While the Prime Minister requested to establish the AMC in 1Q 2013, the new NPLs figure released by the Governor was encouraging. Accordingly, bad debt on banking system has come down from 8% in June 2012 to 6% as banks wrote off non-performing loan balance at the end of last year. As the Government set credit growth target of 12% in 2013 to boost economic growth and implement the “dual-targets”, the destination for credit flow is still at stagnation point. Whilst total liquidity (M2) increased 3.31% YTD, the credit growth up to 21 Feb was till in negative territory at – 0.16% YTD.
 
Business environment still appears challenging
In line with stagnation on the supply side, demand remained weak with retail sales increasing only 3.6% in Jan-Feb period, which is not different from Dec 2012’s level. While the inventory level hiked 19.9% Y-o-Y, industrial production showed no improvement.

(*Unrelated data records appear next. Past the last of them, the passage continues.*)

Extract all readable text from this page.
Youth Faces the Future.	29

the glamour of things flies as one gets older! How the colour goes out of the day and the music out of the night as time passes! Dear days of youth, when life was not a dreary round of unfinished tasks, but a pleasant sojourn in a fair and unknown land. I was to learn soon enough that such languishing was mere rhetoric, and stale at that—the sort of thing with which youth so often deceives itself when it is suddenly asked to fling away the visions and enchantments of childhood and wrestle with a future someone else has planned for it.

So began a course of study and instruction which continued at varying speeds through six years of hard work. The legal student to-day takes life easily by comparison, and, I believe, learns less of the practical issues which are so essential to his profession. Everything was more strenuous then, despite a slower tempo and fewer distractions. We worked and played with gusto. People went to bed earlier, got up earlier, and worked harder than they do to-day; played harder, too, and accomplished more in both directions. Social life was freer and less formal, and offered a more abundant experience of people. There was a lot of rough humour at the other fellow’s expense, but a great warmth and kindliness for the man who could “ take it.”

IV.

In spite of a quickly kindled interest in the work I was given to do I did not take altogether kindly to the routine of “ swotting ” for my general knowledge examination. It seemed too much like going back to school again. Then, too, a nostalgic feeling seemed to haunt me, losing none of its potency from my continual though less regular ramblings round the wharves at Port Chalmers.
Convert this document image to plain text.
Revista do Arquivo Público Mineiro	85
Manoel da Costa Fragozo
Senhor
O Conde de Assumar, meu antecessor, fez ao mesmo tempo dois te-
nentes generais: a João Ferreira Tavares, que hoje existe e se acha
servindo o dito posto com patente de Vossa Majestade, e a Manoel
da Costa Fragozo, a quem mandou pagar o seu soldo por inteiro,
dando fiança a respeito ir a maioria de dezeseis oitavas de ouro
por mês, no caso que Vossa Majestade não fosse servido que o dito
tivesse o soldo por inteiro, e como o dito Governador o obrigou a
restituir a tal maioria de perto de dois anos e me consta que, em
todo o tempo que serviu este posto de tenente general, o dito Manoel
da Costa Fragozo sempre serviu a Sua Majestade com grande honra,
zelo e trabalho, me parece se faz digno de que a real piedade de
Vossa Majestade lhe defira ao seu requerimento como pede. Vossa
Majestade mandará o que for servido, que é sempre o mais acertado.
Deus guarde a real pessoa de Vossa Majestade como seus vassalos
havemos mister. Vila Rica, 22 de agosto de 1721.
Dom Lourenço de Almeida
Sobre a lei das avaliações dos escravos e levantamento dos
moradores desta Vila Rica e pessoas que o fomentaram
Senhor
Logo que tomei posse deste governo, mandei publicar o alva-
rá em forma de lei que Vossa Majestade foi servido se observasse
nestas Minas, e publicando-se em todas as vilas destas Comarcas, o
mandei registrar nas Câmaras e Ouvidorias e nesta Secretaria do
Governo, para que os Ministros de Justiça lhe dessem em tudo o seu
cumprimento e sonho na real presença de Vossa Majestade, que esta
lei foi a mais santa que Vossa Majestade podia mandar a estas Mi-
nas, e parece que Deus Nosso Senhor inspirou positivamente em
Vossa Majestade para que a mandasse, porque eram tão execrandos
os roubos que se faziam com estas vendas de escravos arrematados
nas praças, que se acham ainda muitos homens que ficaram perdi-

In a related note, the government released that by February, the number of enterprises going out of business was 8,600, which exceeded the figure of 8,000 newly created enterprises, implying the fact that the business environment is still very difficult.
 
A bumpy recovery progress reflected by a drop in the PMI.
After adjusting for seasonal factors, including the Tet holidays, the HSBC Vietnam Manufacturing PMI posted 48.3 in February, down from 50.1 in January. This has been the largest dip since last August. Notably, in February, the survey showed a first drop in four months of manufacturing output; a decline in the level of new order received and a sixth time in seven months increase in average input prices.
 
Our ViewAfter a long Tet holiday, the stock market was hit by negative rumors about possible currency devaluation, financial policy changes and further arrests of banking officials. Although these rumours were addressed and corrected in a timely manner by the relevant authorities, the stock market and economy in general showed its uncertainty and vulnerability. In 2013, the story will be mainly about boosting production and restructuring the economy. Fortunately, Vietnam’s leaders’ determination is supported by a relatively stable currency and a healthy trade balance.
We remain cautious and will carefully watch development in the political space and changes in macro economy as that will definitely affect the stock market. We are generally comfortable with our equity position but may look to selectively acquire more stocks if the macro environment becomes more favourable.